( )[第1章 第一卷]
第52节 五十二 她说她是男人发泄的工具
五十二 她说她是男人发泄的工具
我之所以慌忙收起被弄脏的褥单,是因为我急于去上班。
大集体工人待遇差,规章制度却格外严。劳动体制等原因,在籍工迟到,处分最重也就是批评教育,当事人认个错,管召到的班长会高抬贵手,漂亮的女工迟到,班长会开个玩笑了事。我是和在籍工干同样的工作的大集体工人,迟到要扣工资,还会影响年终考核,如果因此顶撞领导,随时都可以丢掉饭碗。
现在的朋友会问:“既然干一样工作,你咋不当在籍工呢?”
我不想回答这个问题,只想打个比喻反问:“在今天,出大汗的工人比呆在机关的职员累得多,为啥工人没有职员挣钱多呢?”
大多数人会这样解释:“那是社会地位造成的。”
我再问:“不是说社会主义制度下人人平等吗?”
又是大多数人批评我:“你这是钻死牛犄角。”
我不该钻死牛犄角,必须回到现实中,最现实最重要的,必须在点名前赶到班上,还要抽空把弄脏的褥单洗干净。
我去丁素琴家送还褥单,丁素琴故作正经地对我说:“你看看淑花,就在我家住了一宿,还把褥单给洗了,真叫老同学过意不去。”
我知道这是丁素琴耍笑我的前奏,便以静制动,想看看丁素琴的“狗嘴里怎样吐出象牙”。
丁素琴说:“我知道你这个人干净,啥东西都弄个板板整整的,都是住吉大娘家,吉福祥总是往你的被窝多看几眼。”
我不承认有这事,又不想驳斥丁素琴。
“唉、淑花,有个疑问。”
丁素琴板着脸,但是看出她忍住笑,说出的话进入正题:“我这褥单是昨天新换的,比这被罩干净,你帮老同学干活,应该洗不干净的被罩啊!你把新褥单洗了,这是为那桩呢?”
我的脸发热。
“这是咋地了?”丁素琴已经板不住笑,她说:“柳淑花的脸红最迷人,吉福祥这样形容,他说比鲜嫩的苹果还招人喜欢。”

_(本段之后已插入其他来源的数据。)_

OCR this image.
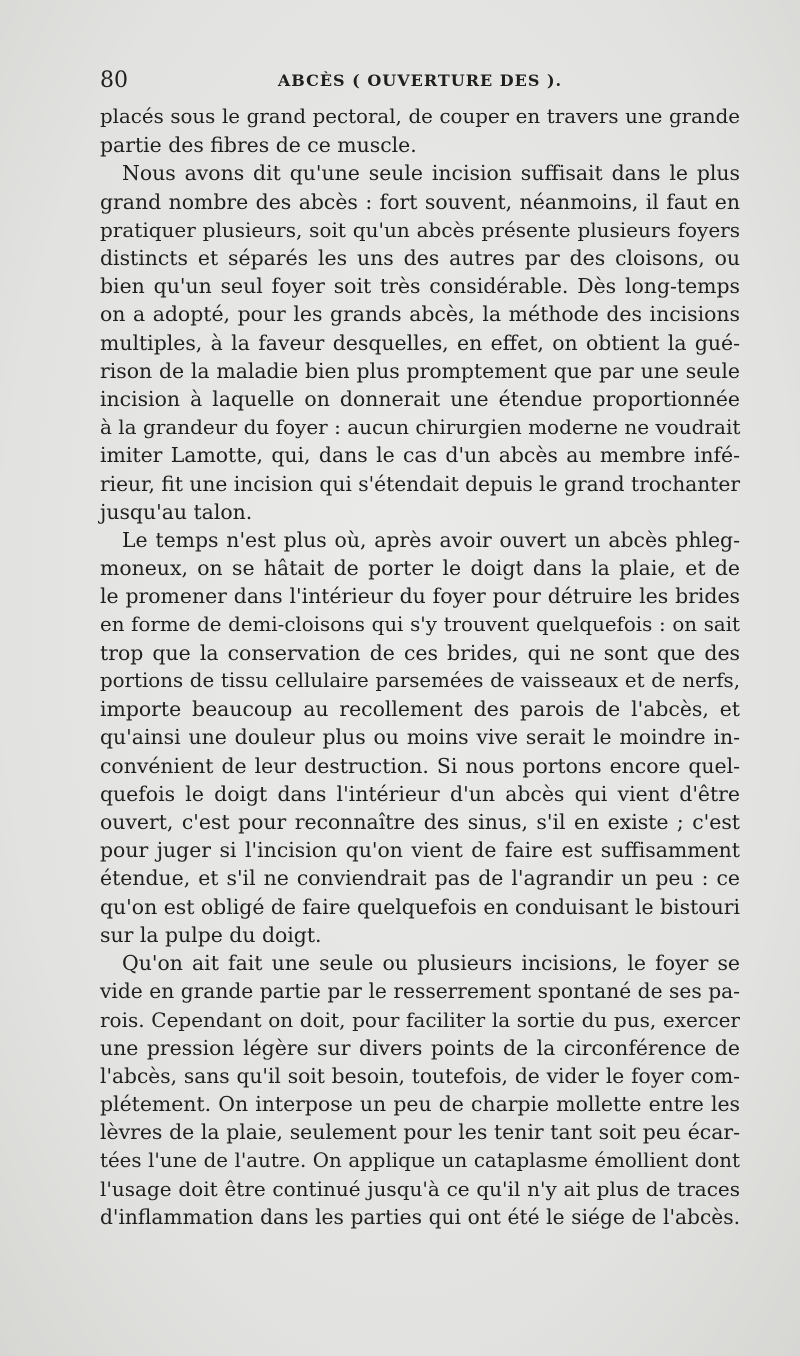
80	ABCÈS ( OUVERTURE DES ).

placés sous le grand pectoral, de couper en travers une grande
partie des fibres de ce muscle.

Nous avons dit qu'une seule incision suffisait dans le plus
grand nombre des abcès : fort souvent, néanmoins, il faut en
pratiquer plusieurs, soit qu'un abcès présente plusieurs foyers
distincts et séparés les uns des autres par des cloisons, ou
bien qu'un seul foyer soit très considérable. Dès long-temps
on a adopté, pour les grands abcès, la méthode des incisions
multiples, à la faveur desquelles, en effet, on obtient la gué-
rison de la maladie bien plus promptement que par une seule
incision à laquelle on donnerait une étendue proportionnée
à la grandeur du foyer : aucun chirurgien moderne ne voudrait
imiter Lamotte, qui, dans le cas d'un abcès au membre infé-
rieur, fit une incision qui s'étendait depuis le grand trochanter
jusqu'au talon.

Le temps n'est plus où, après avoir ouvert un abcès phleg-
moneux, on se hâtait de porter le doigt dans la plaie, et de
le promener dans l'intérieur du foyer pour détruire les brides
en forme de demi-cloisons qui s'y trouvent quelquefois : on sait
trop que la conservation de ces brides, qui ne sont que des
portions de tissu cellulaire parsemées de vaisseaux et de nerfs,
importe beaucoup au recollement des parois de l'abcès, et
qu'ainsi une douleur plus ou moins vive serait le moindre in-
convénient de leur destruction. Si nous portons encore quel-
quefois le doigt dans l'intérieur d'un abcès qui vient d'être
ouvert, c'est pour reconnaître des sinus, s'il en existe ; c'est
pour juger si l'incision qu'on vient de faire est suffisamment
étendue, et s'il ne conviendrait pas de l'agrandir un peu : ce
qu'on est obligé de faire quelquefois en conduisant le bistouri
sur la pulpe du doigt.

Qu'on ait fait une seule ou plusieurs incisions, le foyer se
vide en grande partie par le resserrement spontané de ses pa-
rois. Cependant on doit, pour faciliter la sortie du pus, exercer
une pression légère sur divers points de la circonférence de
l'abcès, sans qu'il soit besoin, toutefois, de vider le foyer com-
plétement. On interpose un peu de charpie mollette entre les
lèvres de la plaie, seulement pour les tenir tant soit peu écar-
tées l'une de l'autre. On applique un cataplasme émollient dont
l'usage doit être continué jusqu'à ce qu'il n'y ait plus de traces
d'inflammation dans les parties qui ont été le siége de l'abcès.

我经受不了丁素琴的戏弄,假装发火:“你不要提吉福祥。”
丁素琴笑着问我:“吉福祥挺不错的,我提到他,有啥不应该啊?”
我说:“你看他好,你就去找他,别在这戏弄咱姐妹。”
“哎哎哎,你这不是心里话。丁素琴说:“我真的去找吉福祥,你肯定不会认我这个姐妹。”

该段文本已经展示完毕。